Veller's first book, a collection of short stories titled I Wanna Be A Yard-Sweeper, was published in Estonia in 1983, followed by Heart Breaker (1988), Technology of a Short Story (1989), and Rendezvous with a Celebrity (1990). The Adventures of Major Zvyagin (1991) and "The Legends of Nevsky Prospect" (1993) became bestsellers. His book Everything about Life (1998) is a book about how the world works, why no one ever has what they need, and why happiness is not achievable but should be sought (his later book Cassandra updates this philosophy). His mini-novel The Knife of Seryozha Dovlatov created a literary scandal. His latest bestseller, Courier from Pisa (2000), has had 11 editions.

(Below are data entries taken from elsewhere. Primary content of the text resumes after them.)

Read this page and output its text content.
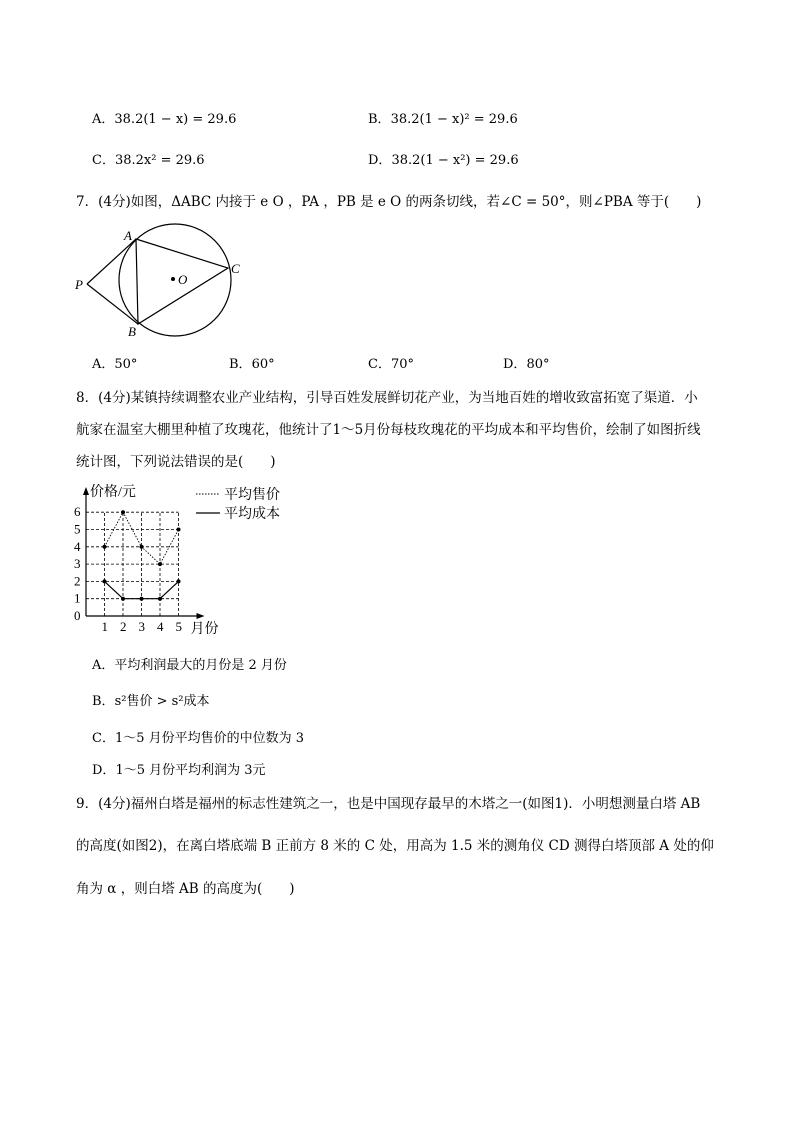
A．38.2(1 − x) = 29.6	B．38.2(1 − x)² = 29.6
C．38.2x² = 29.6	D．38.2(1 − x²) = 29.6
7．(4分)如图，ΔABC 内接于 e O ，PA ，PB 是 e O 的两条切线，若∠C = 50°，则∠PBA 等于(　　)
A
B
C
O
P
A．50°	B．60°	C．70°	D．80°
8．(4分)某镇持续调整农业产业结构，引导百姓发展鲜切花产业，为当地百姓的增收致富拓宽了渠道．小
航家在温室大棚里种植了玫瑰花，他统计了1～5月份每枝玫瑰花的平均成本和平均售价，绘制了如图折线
统计图，下列说法错误的是(　　)
0
1
2
3
4
5
6
1 2 3 4 5
价格/元
月份
平均售价
平均成本
A．平均利润最大的月份是 2 月份
B．s²售价 > s²成本
C．1～5 月份平均售价的中位数为 3
D．1～5 月份平均利润为 3元
9．(4分)福州白塔是福州的标志性建筑之一，也是中国现存最早的木塔之一(如图1)．小明想测量白塔 AB
的高度(如图2)，在离白塔底端 B 正前方 8 米的 C 处，用高为 1.5 米的测角仪 CD 测得白塔顶部 A 处的仰
角为 α ，则白塔 AB 的高度为(　　)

In Everything about Life Veller repeated Ernest Hemingway's words: "There are people who want to know everything and those who are sick of what they already know. The latter say nothing to prevent things from turning for the worse, while the former interfere in all, hoping to make things better" (paraphrased). Veller proclaims himself to be with the former kind.

Veller nurtures his world-view to the point that he publishes volumes with a philosophical inclination. According to his theory of energoevolutionism, the primordial energy released in the Big Bang is attached to material structures of ever increasing complexity, which in their turn decompose and release energy. These cycles continue at ever-increasing speed. Human existence is entangled in this process and also increases the speed of evolution. Humankind is thus at the cutting edge of the universe's evolution. The end of history is to arrive when post-humanity will facilitate the release of all energy from matter, thereby triggering a new cycle by the next Big Bang. Within the concept of energoevolution, Veller also addresses aesthetics, sociology, and psychology. Veller's philosophical essays achieved some attention in Russia and abroad, but also met with severe criticism from some professional philosophers.

In his free time, Veller lives in Moscow but continues to work in Tallinn.